Files
detections/_docs/02_document/components/02_inference_engines/description.md
T

2.9 KiB
Raw Blame History

Component: Inference Engines

Overview

Purpose: Provides pluggable inference backends (ONNX Runtime and TensorRT) behind a common abstract interface, including ONNX-to-TensorRT model conversion.

Pattern: Strategy pattern — InferenceEngine defines the contract; OnnxEngine and TensorRTEngine are interchangeable implementations.

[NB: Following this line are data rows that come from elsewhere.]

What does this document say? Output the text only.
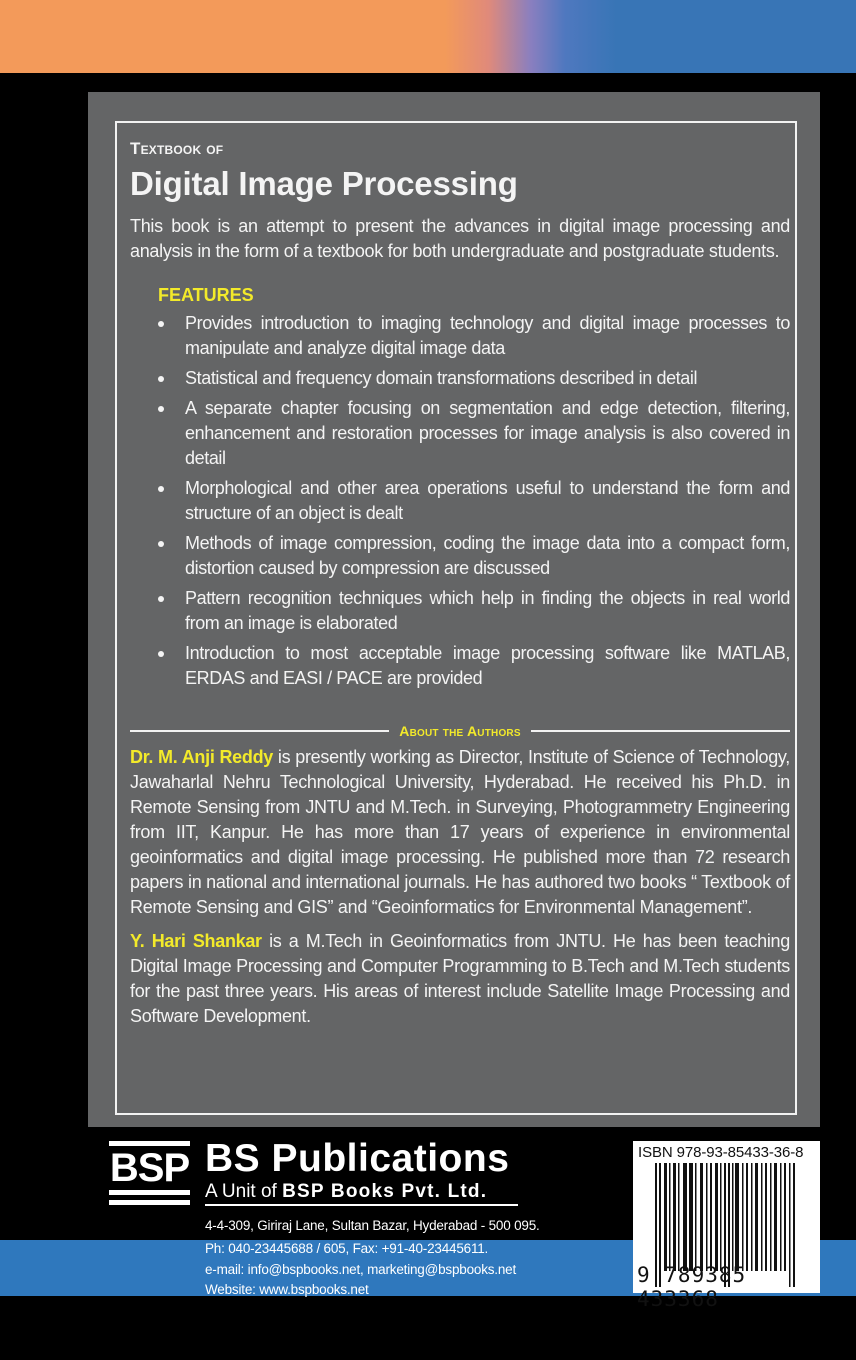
Textbook of
Digital Image Processing
This book is an attempt to present the advances in digital image processing and analysis in the form of a textbook for both undergraduate and postgraduate students.
FEATURES
Provides introduction to imaging technology and digital image processes to manipulate and analyze digital image data
Statistical and frequency domain transformations described in detail
A separate chapter focusing on segmentation and edge detection, filtering, enhancement and restoration processes for image analysis is also covered in detail
Morphological and other area operations useful to understand the form and structure of an object is dealt
Methods of image compression, coding the image data into a compact form, distortion caused by compression are discussed
Pattern recognition techniques which help in finding the objects in real world from an image is elaborated
Introduction to most acceptable image processing software like MATLAB, ERDAS and EASI / PACE are provided
About the Authors

Dr. M. Anji Reddy is presently working as Director, Institute of Science of Technology, Jawaharlal Nehru Technological University, Hyderabad. He received his Ph.D. in Remote Sensing from JNTU and M.Tech. in Surveying, Photogrammetry Engineering from IIT, Kanpur. He has more than 17 years of experience in environmental geoinformatics and digital image processing. He published more than 72 research papers in national and international journals. He has authored two books “ Textbook of Remote Sensing and GIS” and “Geoinformatics for Environmental Management”.

Y. Hari Shankar is a M.Tech in Geoinformatics from JNTU. He has been teaching Digital Image Processing and Computer Programming to B.Tech and M.Tech students for the past three years. His areas of interest include Satellite Image Processing and Software Development.

BSP BS Publications
A Unit of BSP Books Pvt. Ltd.
4-4-309, Giriraj Lane, Sultan Bazar, Hyderabad - 500 095.
Ph: 040-23445688 / 605, Fax: +91-40-23445611.
e-mail: info@bspbooks.net, marketing@bspbooks.net
Website: www.bspbooks.net
ISBN 978-93-85433-36-8
9 789385 433368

Upstream: Domain (constants_inf for logging). Downstream: Inference Pipeline (creates and uses engines).

Modules

Module Role
inference_engine Abstract base class defining get_input_shape, get_batch_size, run
onnx_engine ONNX Runtime implementation (CPU/CUDA)
tensorrt_engine TensorRT implementation (GPU) + ONNX→TensorRT converter

Internal Interfaces

InferenceEngine (abstract)

cdef class InferenceEngine:
    __init__(bytes model_bytes, int batch_size=1, **kwargs)
    cdef tuple get_input_shape()       # -> (height, width)
    cdef int get_batch_size()          # -> batch_size
    cdef run(input_data)               # -> list of output tensors

OnnxEngine

cdef class OnnxEngine(InferenceEngine):
    # Implements all base methods
    # Provider priority: CUDA > CPU

TensorRTEngine

cdef class TensorRTEngine(InferenceEngine):
    # Implements all base methods
    @staticmethod get_gpu_memory_bytes(int device_id) -> int
    @staticmethod get_engine_filename(int device_id) -> str
    @staticmethod convert_from_onnx(bytes onnx_model) -> bytes or None

External API

None — internal component consumed by Inference Pipeline.

Data Access Patterns

  • Model bytes loaded in-memory (provided by caller)
  • TensorRT: CUDA device memory allocated at init, async H2D/D2H transfers during inference
  • ONNX: managed by onnxruntime internally

Implementation Details

  • OnnxEngine: default batch_size=1; loads model into onnxruntime.InferenceSession
  • TensorRTEngine: default batch_size=4; dynamic dimensions default to 1280×1280 input, 300 max detections
  • Model conversion: convert_from_onnx uses 90% of GPU memory as workspace, enables FP16 if hardware supports it
  • Engine filename: GPU-specific (azaion.cc_{major}.{minor}_sm_{count}.engine) — allows pre-built engine caching per GPU architecture
  • Output format: [batch][detection_index][x1, y1, x2, y2, confidence, class_id]

Caveats

  • TensorRT engine files are GPU-architecture-specific and not portable
  • pycuda.autoinit import is required as side-effect (initializes CUDA context)
  • Dynamic shapes defaulting to 1280×1280 is hardcoded — not configurable

Dependency Graph

graph TD
    onnx_engine --> inference_engine
    onnx_engine --> constants_inf
    tensorrt_engine --> inference_engine
    tensorrt_engine --> constants_inf

Logging Strategy

Logs model metadata at init and conversion progress/errors via constants_inf.log/logerror.